Today, I wanted to discuss one of the hardest investment issues I've considered in trying to adopt a coherent investment strategy that will lead to success. For lack of a better term, I call this the debate between automatic dividend investing and active dividend investing.
One one hand, you have what I call "automatic dividend investing" where you simply identify the strongest six or seven companies in the world, and invest money into them every month. If you got $500 to invest, it would basically amount to this: $100 for Coca-Cola (KO), $100 for Exxon-Mobil (XOM), $100 for Johnson & Johnson (JNJ), $100 for Procter & Gamble (PG), and $100 for Colgate-Palmolive (CL) each month. For most, worrying about maximizing valuation wouldn't be the priority of this strategy (maybe you'd stop buying shares of Coke if the company traded at 28x earnings or something self-evidently bad), but for the most part the focus would be on acquiring an ever-larger stake in each of these firms with each passing month. Over long periods of time, such a dollar-cost averaging approach would likely generate investment returns commensurate with the underlying growth of the business. If Coke generates 10% growth annually over the next 25 years, it's likely the investor would experience around 10% growth.
The appeal of this strategy is that it has a fanatical focus on quality (the point isn't that you would choose the same firms that I did, but rather, that you would be regularly investing money each month into the companies that you believe to be the best). Also, it's a strategy that requires a much smaller time investment than value investing. If you know that 10-20% of your disposable income from every paycheck is going to buy shares of Coca-Cola, that can free up some of the time that you would otherwise spend researching investments. Considering that we each only have about 450,000 or so conscious hours walking this earth, it could possibly be more useful for us if we spend that time doing other things than researching investments. This thought process could be a much more peaceful way to approach investing: "I got this idea of what the top 15 to 20 firms in the world are. I'm going to try and take my disposable income from each paycheck and buy ownership stakes in each of these firms. I'll monitor the health of the stocks periodically, but for the most part, I'm going to focus on increasing my savings rate (either by making more money or cutting expenses) and living life."

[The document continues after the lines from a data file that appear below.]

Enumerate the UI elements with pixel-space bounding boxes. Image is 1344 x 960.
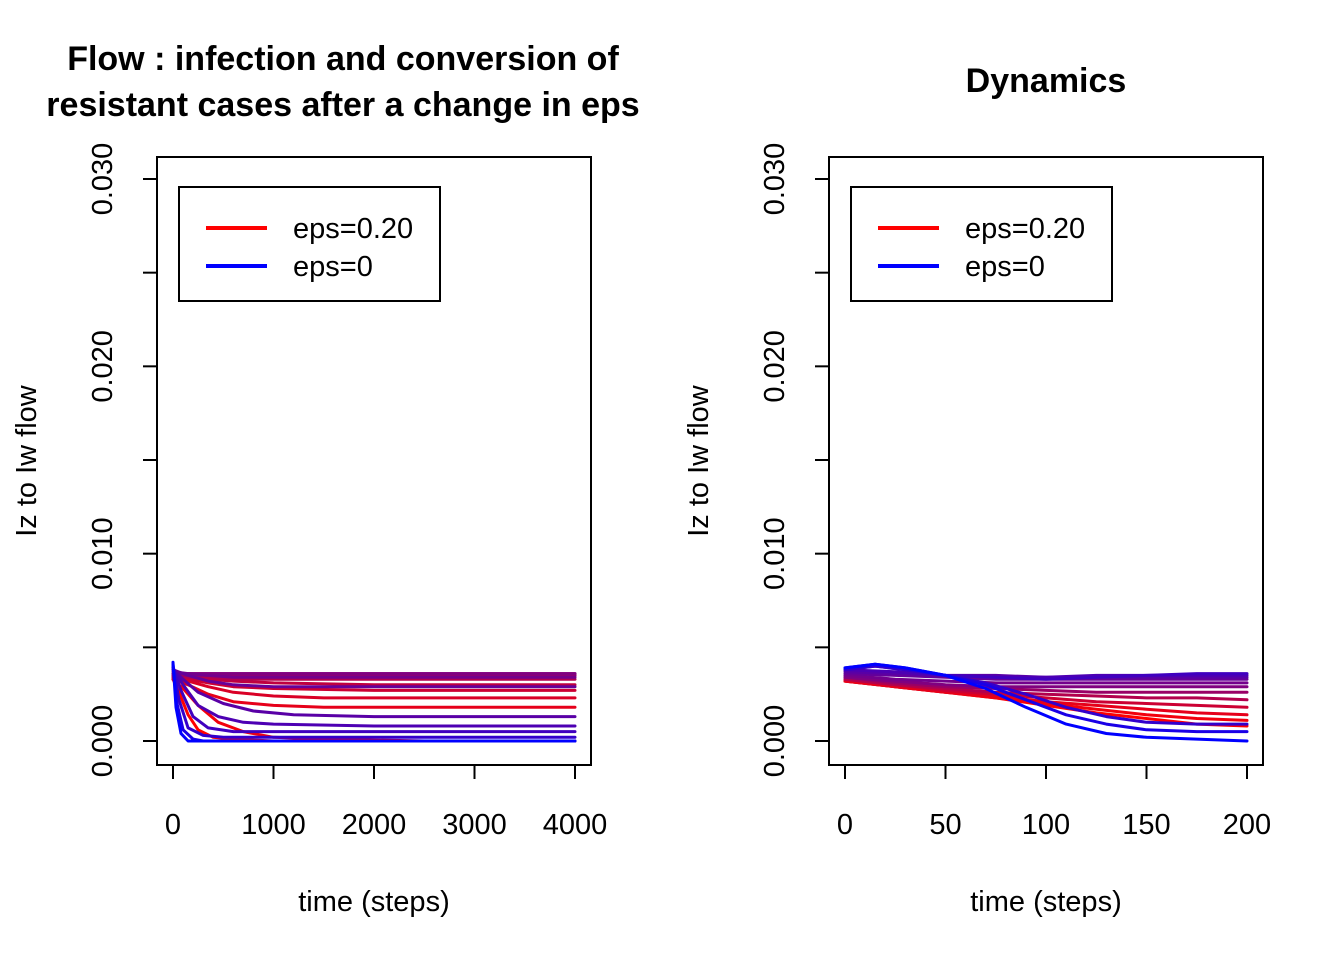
panel-2-x-axis-label: time (steps) <box>970 886 1121 918</box>
panel-1-series-line-16 <box>171 666 577 734</box>
panel-1-x-axis-label: time (steps) <box>298 886 449 918</box>
panel-1-x-tick-label: 4000 <box>543 809 608 841</box>
panel-2-series-line-15 <box>843 662 1249 743</box>
panel-1-series-line-19 <box>171 660 577 743</box>
panel-1-series-line-4 <box>171 677 577 700</box>
panel-2-series-line-8 <box>843 673 1249 685</box>
panel-1-y-axis-label: Iz to Iw flow <box>11 384 43 537</box>
panel-2-y-tick-label: 0.020 <box>759 330 791 403</box>
panel-1-y-tick-label: 0.020 <box>87 330 119 403</box>
panel-1-y-tick-label: 0.030 <box>87 143 119 216</box>
panel-2-series-line-6 <box>843 675 1249 694</box>
panel-1-series-line-17 <box>171 664 577 739</box>
panel-2-series-line-7 <box>843 675 1249 689</box>
panel-2-y-tick-label: 0.010 <box>759 517 791 590</box>
panel-2-x-tick-label: 200 <box>1223 809 1271 841</box>
panel-2-y-tick-label: 0.030 <box>759 143 791 216</box>
panel-2-legend-label: eps=0 <box>965 251 1045 283</box>
panel-2-x-tick-label: 100 <box>1022 809 1070 841</box>
panel-1-x-tick-label: 1000 <box>241 809 306 841</box>
panel-2-x-tick-label: 0 <box>837 809 853 841</box>
panel-1-series-line-5 <box>171 675 577 692</box>
panel-2-series-line-13 <box>843 664 1249 726</box>
panel-1-series-line-7 <box>171 675 577 681</box>
panel-1-x-tick-label: 3000 <box>442 809 507 841</box>
panel-1-legend-label: eps=0 <box>293 251 373 283</box>
panel-2-legend-label: eps=0.20 <box>965 213 1085 245</box>
panel-2-legend-box <box>850 186 1113 302</box>
panel-1-series-line-13 <box>171 668 577 689</box>
panel-2-x-tick-label: 150 <box>1122 809 1170 841</box>
panel-1-series-line-12 <box>171 670 577 679</box>
panel-2-series-line-5 <box>843 677 1249 702</box>
panel-2-y-tick-label: 0.000 <box>759 705 791 778</box>
panel-1-title-line-2: resistant cases after a change in eps <box>46 86 639 124</box>
panel-2-title-line-1: Dynamics <box>966 62 1127 100</box>
panel-1-title-line-1: Flow : infection and conversion of <box>67 40 619 78</box>
panel-2-y-axis-label: Iz to Iw flow <box>683 384 715 537</box>
panel-1-x-tick-label: 0 <box>165 809 181 841</box>
panel-1-y-tick-label: 0.010 <box>87 517 119 590</box>
panel-1-x-tick-label: 2000 <box>342 809 407 841</box>
panel-2-x-tick-label: 50 <box>929 809 961 841</box>
panel-1-legend-label: eps=0.20 <box>293 213 413 245</box>
panel-1-series-line-14 <box>171 668 577 719</box>
panel-1-series-line-15 <box>171 666 577 728</box>
panel-1-legend-box <box>178 186 441 302</box>
panel-1-y-tick-label: 0.000 <box>87 705 119 778</box>
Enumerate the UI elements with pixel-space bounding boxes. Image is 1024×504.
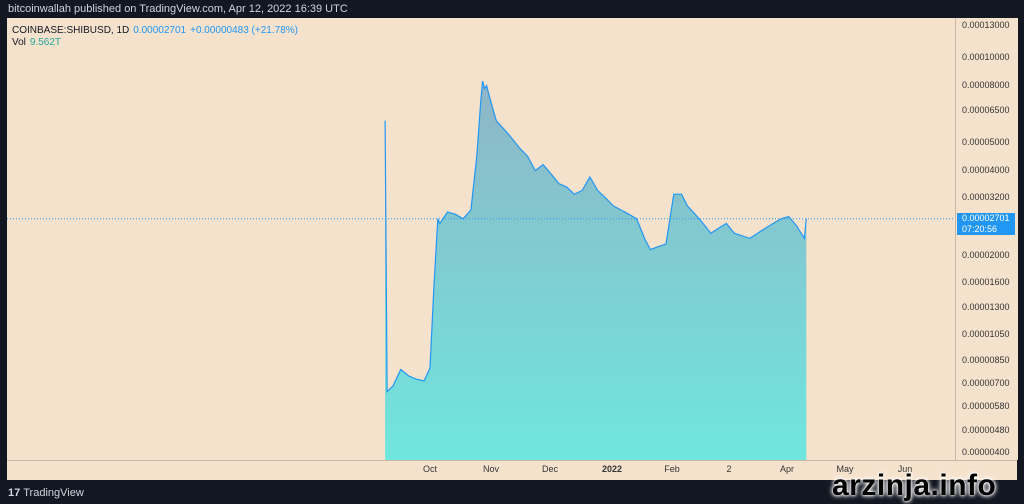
publish-info: bitcoinwallah published on TradingView.c…: [8, 3, 348, 15]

This contrasts to another investment route that I classify as "active dividend investing." This requires digging in and looking up firms that most people outside of the investing world haven't heard of. It takes time to pick up on information such as the fact that Becton Dickinson (BDX) has a compounded dividend growth rate of 13% annually since 1962. Or that Owens & Minor (OMI) has a 13% annual compounded dividend growth rate since 1982. While the quality of these firms is quite good, it's not quite Abbott Labs (ABT) or Johnson & Johnson quality. And consequently, these firms take a bit more time to monitor. While it may always be prudent to make up with the quarterly filings and annual reports of your investment, it is probably more necessary to do that with Owens & Minor than Johnson & Johnson. The strategy of active dividend investing involves the practice of value investing. The entry price paid for the stock is a much bigger deal in this approach. While this requires more time and effort, it can potentially lead to more optimal results due to its more focused nature.
Eventually, I came to find that the strategy of active dividend investing fit my personality better than the more automatic approach. This stemmed from my realization that there are two ways to find safety in an investment.
The first is the company itself. The health and promise of longevity offered by Coca-Cola's business model is better than that of Research in Motion (RIMM). Finding excellent businesses is one way to find safety.
But price itself can also be a form of safety (or potential hazard). If I were to privately arrange to purchase 100 shares of Coca-Cola at $100 a piece, the performance of the business isn't going to be able to save me when I pay an irrational price. This phenomenon largely explains why Microsoft (MSFT) has offered investors such seemingly lackluster returns since 2000. The business performed fine and well-the earnings per share may have tripled, but the business certainly didn't because the company was priced so irrationally at the start of the millennium.
Essentially, my preference for the more rigorous approach came down to this personal judgment call: I'd rather spend the time searching for undervalued stocks such as Becton Dickinson because I think it would be a safer investment to buy shares of the stock at 13x earnings than it would be to buy Procter & Gamble at 24x earnings. Whatever higher earnings quality that Procter & Gamble brings to the table is offset by the additional safety that Becton Dickinson's cheaper price offers.
But still, I do think there is a certain temptation to just say, "Hey, I want to buy $100-$200 worth of Coca-Cola stock every month." The good news is that, as is the case with almost all issues in investing, we don't have to take an all-or-nothing approach. A blended strategy is perfectly legitimate. If you've got $500 per month to investment, it can be perfectly suitable for you to say, "I'm going to put $100 into Coca-Cola every month and dedicate the other $400 to the pursuit of undervalued and under-the-radar dividend growth stocks." It's hard to go wrong with many things when you take a balanced approach.